Newly-arrived asylum-seekers will be sent to Cork after Easter because of the pressure on accommodation in Dublin, the Department of Justice has said.
Cork landlords and property developers are making available 500 rented houses and apartments for use by asylum-seekers, and Cork Corporation, the Southern Health Board and the Departments of Health and Environment have offered other services.
The Eastern Health Board has been experiencing severe difficulties in finding accommodation for asylum-seekers, who are arriving at the rate of 230-250 per month. The Government is also concerned that too many refugees and asylum-seekers are concentrated in certain parts of Dublin, such as west Dublin and the north inner city. About 90 per cent of refugees are in the Dublin area.
A Department of Justice spokesman stressed yesterday that there was no question of sending anyone to Cork involuntarily. However, asylum-seekers will be processed at the Department's "one-stop shop" in Dublin on arrival, and given train or bus tickets for Cork, plus maps to find their accommodation.

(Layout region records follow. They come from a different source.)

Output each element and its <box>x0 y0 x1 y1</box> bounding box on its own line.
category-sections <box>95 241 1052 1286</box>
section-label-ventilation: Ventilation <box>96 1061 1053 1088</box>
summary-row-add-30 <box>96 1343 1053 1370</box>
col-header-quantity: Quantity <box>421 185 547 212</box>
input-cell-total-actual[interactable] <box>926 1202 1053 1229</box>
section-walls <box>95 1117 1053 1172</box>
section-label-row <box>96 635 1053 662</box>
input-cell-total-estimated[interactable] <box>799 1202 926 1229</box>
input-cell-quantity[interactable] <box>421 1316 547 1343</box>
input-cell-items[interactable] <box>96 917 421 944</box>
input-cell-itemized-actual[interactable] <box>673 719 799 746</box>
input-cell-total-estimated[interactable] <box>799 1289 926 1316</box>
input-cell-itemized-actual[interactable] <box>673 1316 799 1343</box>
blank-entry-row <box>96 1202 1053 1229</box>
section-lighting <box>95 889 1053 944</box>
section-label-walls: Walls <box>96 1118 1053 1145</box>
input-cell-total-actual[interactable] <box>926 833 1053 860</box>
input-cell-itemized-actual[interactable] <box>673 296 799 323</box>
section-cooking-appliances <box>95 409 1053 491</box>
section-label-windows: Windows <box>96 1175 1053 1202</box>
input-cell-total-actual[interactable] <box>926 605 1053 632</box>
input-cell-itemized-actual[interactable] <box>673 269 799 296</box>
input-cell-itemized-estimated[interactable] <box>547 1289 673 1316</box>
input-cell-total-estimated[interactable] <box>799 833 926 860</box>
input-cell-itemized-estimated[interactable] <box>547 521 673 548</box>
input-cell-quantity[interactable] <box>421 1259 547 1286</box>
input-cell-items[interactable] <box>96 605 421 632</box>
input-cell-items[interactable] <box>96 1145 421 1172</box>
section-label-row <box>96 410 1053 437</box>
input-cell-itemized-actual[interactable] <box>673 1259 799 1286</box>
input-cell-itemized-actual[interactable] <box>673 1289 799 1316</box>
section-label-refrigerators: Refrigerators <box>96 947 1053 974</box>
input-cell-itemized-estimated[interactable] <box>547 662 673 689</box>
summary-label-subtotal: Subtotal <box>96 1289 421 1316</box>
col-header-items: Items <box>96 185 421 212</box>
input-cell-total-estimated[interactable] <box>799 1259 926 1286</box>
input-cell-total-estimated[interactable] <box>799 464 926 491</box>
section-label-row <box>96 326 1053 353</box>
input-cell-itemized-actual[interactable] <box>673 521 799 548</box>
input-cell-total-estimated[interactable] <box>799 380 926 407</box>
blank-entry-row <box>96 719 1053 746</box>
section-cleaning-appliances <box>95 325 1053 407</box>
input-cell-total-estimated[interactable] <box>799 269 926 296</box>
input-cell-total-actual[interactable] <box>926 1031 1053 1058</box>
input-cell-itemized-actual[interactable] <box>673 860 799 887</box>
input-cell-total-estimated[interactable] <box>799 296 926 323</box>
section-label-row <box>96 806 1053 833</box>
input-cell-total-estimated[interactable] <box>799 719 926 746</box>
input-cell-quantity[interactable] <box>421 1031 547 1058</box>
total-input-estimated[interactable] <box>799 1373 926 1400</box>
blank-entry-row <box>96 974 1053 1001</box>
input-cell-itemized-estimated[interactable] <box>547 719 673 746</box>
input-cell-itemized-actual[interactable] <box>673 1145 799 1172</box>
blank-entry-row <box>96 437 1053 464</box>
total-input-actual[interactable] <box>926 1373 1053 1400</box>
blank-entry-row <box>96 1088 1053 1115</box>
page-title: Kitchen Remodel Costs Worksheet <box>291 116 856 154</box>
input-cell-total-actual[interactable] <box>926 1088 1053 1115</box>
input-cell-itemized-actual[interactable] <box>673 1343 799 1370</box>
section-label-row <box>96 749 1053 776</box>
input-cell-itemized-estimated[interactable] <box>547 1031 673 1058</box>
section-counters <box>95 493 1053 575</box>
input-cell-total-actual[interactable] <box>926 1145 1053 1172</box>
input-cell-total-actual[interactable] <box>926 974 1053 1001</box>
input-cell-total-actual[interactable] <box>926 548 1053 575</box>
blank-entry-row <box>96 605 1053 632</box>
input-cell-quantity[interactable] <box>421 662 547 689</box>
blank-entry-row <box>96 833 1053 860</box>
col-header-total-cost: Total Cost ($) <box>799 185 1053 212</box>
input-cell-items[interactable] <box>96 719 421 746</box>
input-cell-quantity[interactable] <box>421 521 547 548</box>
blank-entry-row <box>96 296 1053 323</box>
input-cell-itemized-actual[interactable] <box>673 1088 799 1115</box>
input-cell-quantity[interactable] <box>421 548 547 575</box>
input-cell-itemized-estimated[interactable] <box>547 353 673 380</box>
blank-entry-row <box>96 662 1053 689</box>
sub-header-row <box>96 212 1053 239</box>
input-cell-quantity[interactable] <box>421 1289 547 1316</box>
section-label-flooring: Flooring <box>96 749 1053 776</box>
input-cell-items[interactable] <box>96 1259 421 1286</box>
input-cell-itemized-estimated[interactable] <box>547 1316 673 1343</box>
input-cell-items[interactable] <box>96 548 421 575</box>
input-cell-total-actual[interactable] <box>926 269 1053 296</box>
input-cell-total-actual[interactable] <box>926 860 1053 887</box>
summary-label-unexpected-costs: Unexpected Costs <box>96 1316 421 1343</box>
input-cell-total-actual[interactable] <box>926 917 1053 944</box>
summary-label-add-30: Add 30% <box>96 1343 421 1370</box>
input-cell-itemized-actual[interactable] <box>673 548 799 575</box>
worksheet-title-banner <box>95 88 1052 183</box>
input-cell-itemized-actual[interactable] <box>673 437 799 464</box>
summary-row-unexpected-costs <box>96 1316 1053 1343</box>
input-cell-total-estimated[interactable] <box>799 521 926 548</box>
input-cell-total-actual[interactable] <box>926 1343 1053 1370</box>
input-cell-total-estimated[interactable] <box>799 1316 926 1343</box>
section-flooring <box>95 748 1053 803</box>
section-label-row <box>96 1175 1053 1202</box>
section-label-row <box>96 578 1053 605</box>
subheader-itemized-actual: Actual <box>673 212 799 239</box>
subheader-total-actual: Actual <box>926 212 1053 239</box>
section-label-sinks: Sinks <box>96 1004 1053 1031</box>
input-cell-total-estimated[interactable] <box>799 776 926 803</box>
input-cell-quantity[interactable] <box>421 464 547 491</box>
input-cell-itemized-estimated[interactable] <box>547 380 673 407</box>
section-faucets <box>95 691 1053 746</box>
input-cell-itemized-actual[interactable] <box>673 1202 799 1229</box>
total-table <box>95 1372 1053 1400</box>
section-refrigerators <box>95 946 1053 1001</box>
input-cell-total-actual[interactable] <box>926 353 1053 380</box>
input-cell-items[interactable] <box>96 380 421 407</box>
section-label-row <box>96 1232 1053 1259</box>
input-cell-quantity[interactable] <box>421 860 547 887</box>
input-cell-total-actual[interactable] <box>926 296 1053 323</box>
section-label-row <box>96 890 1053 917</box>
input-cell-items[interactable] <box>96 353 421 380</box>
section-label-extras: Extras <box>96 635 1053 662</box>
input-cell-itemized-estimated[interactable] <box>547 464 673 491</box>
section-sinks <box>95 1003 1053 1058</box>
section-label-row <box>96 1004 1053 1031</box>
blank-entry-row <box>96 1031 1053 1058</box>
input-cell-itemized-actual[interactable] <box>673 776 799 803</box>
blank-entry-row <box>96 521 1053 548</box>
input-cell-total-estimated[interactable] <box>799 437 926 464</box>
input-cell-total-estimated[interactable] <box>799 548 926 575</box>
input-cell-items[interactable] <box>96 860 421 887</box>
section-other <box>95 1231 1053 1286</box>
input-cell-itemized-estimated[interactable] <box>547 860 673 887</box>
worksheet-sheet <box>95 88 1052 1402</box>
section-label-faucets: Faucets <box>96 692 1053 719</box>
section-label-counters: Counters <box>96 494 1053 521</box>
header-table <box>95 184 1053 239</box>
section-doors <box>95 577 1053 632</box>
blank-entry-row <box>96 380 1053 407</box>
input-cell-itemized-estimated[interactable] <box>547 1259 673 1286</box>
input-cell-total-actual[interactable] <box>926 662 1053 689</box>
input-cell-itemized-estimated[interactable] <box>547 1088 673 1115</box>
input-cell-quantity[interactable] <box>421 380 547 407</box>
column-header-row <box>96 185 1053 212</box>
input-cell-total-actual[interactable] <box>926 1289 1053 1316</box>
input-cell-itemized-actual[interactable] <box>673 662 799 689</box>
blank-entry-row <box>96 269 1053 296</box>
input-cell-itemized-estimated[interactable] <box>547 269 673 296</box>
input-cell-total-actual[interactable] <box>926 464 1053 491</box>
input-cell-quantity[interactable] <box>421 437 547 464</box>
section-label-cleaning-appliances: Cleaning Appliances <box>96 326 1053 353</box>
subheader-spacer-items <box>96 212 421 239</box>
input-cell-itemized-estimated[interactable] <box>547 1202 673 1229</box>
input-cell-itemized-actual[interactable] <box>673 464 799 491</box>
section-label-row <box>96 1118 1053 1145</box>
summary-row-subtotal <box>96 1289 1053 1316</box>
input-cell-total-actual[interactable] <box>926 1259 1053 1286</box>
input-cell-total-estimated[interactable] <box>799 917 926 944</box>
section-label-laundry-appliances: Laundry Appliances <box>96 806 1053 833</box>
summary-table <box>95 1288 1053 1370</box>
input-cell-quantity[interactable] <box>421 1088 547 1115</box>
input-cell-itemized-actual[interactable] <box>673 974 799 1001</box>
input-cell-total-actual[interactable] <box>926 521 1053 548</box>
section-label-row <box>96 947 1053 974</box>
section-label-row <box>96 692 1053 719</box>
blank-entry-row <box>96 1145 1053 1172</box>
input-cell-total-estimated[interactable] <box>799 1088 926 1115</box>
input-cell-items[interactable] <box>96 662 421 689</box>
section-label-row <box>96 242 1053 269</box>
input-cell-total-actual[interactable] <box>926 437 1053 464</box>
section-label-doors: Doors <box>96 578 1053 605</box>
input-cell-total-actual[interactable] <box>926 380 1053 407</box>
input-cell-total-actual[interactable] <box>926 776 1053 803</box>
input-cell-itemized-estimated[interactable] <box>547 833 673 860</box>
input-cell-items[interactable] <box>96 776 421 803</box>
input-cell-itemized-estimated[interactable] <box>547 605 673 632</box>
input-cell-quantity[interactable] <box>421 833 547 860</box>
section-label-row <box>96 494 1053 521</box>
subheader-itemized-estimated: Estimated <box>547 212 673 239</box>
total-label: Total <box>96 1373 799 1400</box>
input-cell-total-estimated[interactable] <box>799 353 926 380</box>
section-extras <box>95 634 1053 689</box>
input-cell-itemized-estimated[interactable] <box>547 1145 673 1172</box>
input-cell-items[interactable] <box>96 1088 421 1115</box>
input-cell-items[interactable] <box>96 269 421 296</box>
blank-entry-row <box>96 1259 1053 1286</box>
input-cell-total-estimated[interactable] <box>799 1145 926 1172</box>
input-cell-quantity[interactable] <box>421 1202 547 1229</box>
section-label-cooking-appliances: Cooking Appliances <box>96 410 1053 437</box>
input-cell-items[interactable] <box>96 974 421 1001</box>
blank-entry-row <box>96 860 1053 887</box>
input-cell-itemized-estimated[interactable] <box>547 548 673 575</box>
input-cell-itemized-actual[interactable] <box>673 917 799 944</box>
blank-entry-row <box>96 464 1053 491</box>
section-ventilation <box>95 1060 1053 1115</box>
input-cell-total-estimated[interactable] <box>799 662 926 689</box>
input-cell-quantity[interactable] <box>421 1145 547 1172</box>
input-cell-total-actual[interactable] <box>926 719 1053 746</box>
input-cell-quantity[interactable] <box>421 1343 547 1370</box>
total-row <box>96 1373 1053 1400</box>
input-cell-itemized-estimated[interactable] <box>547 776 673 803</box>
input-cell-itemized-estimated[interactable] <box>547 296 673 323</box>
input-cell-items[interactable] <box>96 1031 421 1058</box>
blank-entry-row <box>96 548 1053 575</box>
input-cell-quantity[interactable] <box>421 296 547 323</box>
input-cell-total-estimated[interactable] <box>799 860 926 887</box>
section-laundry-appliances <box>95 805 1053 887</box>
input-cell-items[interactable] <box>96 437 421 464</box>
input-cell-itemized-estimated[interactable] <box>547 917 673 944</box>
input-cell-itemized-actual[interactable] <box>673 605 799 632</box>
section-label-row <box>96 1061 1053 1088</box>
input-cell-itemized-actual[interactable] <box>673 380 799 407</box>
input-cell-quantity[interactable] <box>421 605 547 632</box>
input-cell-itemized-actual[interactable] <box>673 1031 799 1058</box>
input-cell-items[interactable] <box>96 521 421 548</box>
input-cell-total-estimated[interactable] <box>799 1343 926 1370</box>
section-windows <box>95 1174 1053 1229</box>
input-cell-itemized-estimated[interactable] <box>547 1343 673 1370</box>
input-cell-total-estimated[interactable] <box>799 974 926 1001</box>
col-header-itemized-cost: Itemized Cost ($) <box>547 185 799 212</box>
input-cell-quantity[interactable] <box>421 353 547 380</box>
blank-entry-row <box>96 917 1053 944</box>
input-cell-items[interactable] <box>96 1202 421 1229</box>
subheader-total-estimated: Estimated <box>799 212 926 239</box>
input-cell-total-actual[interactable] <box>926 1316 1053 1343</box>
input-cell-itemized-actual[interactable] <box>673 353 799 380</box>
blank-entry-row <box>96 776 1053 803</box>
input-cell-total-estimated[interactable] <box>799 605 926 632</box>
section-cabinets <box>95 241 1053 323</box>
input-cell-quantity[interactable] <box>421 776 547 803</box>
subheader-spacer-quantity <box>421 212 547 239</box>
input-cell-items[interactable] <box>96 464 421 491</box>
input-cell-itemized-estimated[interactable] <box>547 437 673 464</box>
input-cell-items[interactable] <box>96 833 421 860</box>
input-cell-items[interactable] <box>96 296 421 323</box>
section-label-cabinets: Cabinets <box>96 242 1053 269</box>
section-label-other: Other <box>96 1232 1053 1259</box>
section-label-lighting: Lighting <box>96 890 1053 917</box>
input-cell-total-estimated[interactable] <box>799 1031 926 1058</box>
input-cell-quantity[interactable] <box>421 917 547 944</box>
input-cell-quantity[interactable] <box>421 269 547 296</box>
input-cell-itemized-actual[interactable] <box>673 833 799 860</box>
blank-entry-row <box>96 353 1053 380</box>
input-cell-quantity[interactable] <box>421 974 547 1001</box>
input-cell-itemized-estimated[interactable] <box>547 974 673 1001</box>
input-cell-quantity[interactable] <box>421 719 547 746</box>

The spokesman said they were trying to arrange with local agencies to have them met at Cork station, although some of the accommodation is close to it.
However, he said, the programme would be implemented flexibly, and any new arrivals with family members in Dublin would be allowed to stay in the capital.
Further accommodation for asylum-seekers is likely to become available in Cork, where there is less pressure on housing.
The spokesman said they hoped to involve other cities and urban areas in this "overall strategy of integration" later in the year. If a landlord in Limerick, Galway, Kilkenny or another urban area with the range of necessary services were to offer accommodation, it could be accepted subject to the required health and welfare provisions being in place.
He gave the example of the 47 Romanian gypsies who were taken to Castleblayney, Co Monaghan, last year after a local private leisure centre offered them accommodation. All but 12 of these have now been granted refugee status.
The spokesman said that last autumn the nearly 7,000 asylum-seekers in the State had been invited to come to the Department to have their old identity cards replaced by new cards incorporating security elements.
About 4,800 had come forward, and 600 people who had "previously disappeared from the system" also turned up. The asylum applications of about 400 of the 600 have since been deemed "abandoned", and the Department is still checking on the whereabouts of about another 1,000. The spokesman also said that, contrary to a previous report, the Minister had granted humanitarian leave to remain in the State to 29 asylum-seekers whose applications for refugee status had been refused in 1998 and January and February, 1999.
The chairman of the Irish Refugee Council, Mr Derek Stewart, said many Dublin-based asylum-seekers were finding it difficult to get legal and interpretation and translation services. Unless such services were in place in Cork, new asylum-seekers would face far more severe problems there.